Moogache Kann | A Goan sweet dish with Moong Dal
Shraddha Govekar
‘Moogache Kann’ is a sweet dish prepared for a special or an auspicious occasion in Goan households. Also a vegan friendly recipe that doesn’t need much efforts and can be enjoyed by everyone. Moogache Kann prepared with simple ingredients like moong dal, jaggery, coconut milk and cashews. It can be enjoyed as a side dish or dessert with your meal.
Prep Time 30 minutes mins
Cook Time 30 minutes mins
Total Time 1 hour hr
Course Dessert, Indian Sweets, Sides, Snack
Cuisine Indian
- 1 cup yellow moong dal
- whole green moong little
- 1/2 cup jaggery
- 2 cups fresh coconut milk
- water as required
- cardamom powder little
- cashew nuts
- salt as per taste
Take a wok or kadhai over a high heat.
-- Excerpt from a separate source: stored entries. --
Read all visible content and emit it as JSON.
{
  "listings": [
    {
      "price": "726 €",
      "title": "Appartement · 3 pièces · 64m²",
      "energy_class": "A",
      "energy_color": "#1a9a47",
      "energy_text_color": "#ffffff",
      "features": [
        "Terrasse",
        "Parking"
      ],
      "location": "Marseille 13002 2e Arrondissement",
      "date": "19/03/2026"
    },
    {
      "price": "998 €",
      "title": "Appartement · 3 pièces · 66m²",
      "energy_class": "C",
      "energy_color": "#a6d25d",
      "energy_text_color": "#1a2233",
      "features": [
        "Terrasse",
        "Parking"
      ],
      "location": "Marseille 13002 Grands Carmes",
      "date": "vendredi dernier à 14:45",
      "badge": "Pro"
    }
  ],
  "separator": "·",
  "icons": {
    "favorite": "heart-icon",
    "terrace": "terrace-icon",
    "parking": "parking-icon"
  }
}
Once wok is sufficiently hot; turn heat to low and roast yellow moong dal along with green moong. Stir continuously until lovely aroma and moong changes its colour slightly.
Now add water to cover the moong and boil it until well cooked. Add a pinch of salt while cooking.
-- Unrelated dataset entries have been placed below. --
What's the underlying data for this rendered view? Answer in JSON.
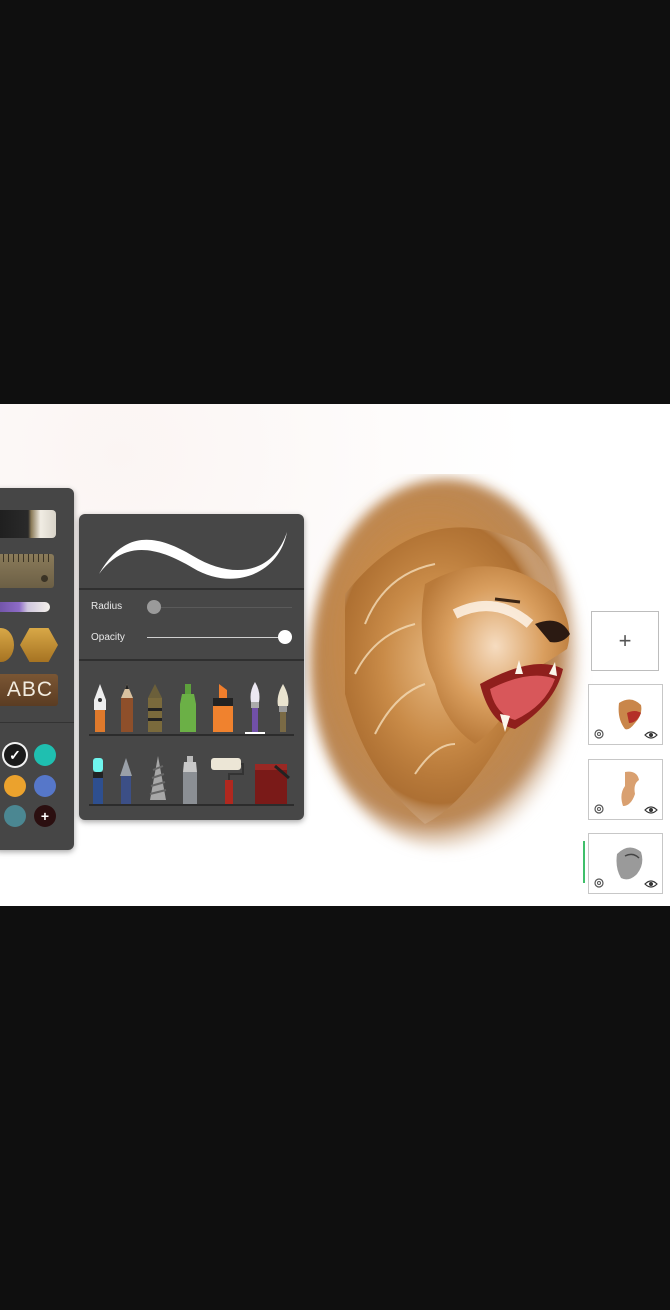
{
  "tools_panel": {
    "text_tool_label": "ABC",
    "colors": [
      "#1a1a1a",
      "#1fbfb0",
      "#eba22d",
      "#5677c9",
      "#4b8792",
      "#2b0f10"
    ],
    "selected_color": "#1a1a1a",
    "add_color_symbol": "+"
  },
  "brush_panel": {
    "radius_label": "Radius",
    "opacity_label": "Opacity",
    "radius_value": 0.0,
    "opacity_value": 1.0,
    "brushes_row1": [
      "fountain-pen",
      "pencil",
      "crayon",
      "marker-bottle",
      "highlighter",
      "paint-brush",
      "flat-brush"
    ],
    "brushes_row2": [
      "neon-pen",
      "ink-pen",
      "drill-brush",
      "spray-can",
      "paint-roller",
      "paint-bucket"
    ],
    "selected_brush": "paint-brush"
  },
  "layers_panel": {
    "add_layer_symbol": "+",
    "layers": [
      {
        "name": "lion-face-layer",
        "visible": true
      },
      {
        "name": "lion-body-layer",
        "visible": true
      },
      {
        "name": "lion-sketch-layer",
        "visible": true,
        "active": true
      }
    ]
  }
}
While moong are boiling; extract the coconut milk.
To extract the milk; first scrape the coconut flesh. Grind this freshly scraped coconut with a cup of warm water until smooth paste. Sieve this paste using muslin cloth or fine strainer to extract the fresh milk. Gently press the paste with spoon until last drop of milk is extracted. Keep aside this freshly extracted milk and use dry leftover paste to extract second batch of milk. Grind leftover paste with a cup of warm water and sieve it through strainer. You’ll get second batch of coconut milk. This second batch of milk will be thinner in consistency than first batch. You can use both batches in the recipe or just stick with thick coconut milk. In my recipe; I have used both batches for medium consistency.
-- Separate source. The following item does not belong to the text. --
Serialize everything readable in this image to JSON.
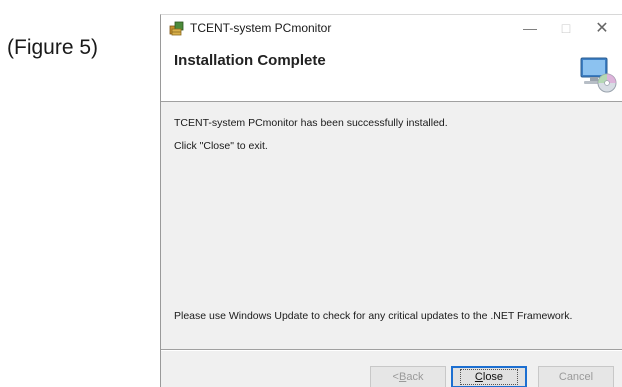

Once moong cooked thoroughly; add coconut milk, jaggery and cashew nuts.
Simmer for another 10 minutes.
Moogache Kann is ready.
- Only whole green moong can be used in this recipe. In case of whole moong; you need to grind them slightly after roasting and then follow rest of the recipe. Whole moong skin gets separated out while boiling; so discard it before adding other ingredients.
- Moong can also be roasted in ghee or clarified butter; if preferred.
- Use freshly extracted coconut milk and adjust the consistency as required. You might need 1 or 2 coconut as per size and consistency of the milk.
- Extra extracted coconut milk can be refrigerated in an airtight container and consume it within 2-3 days.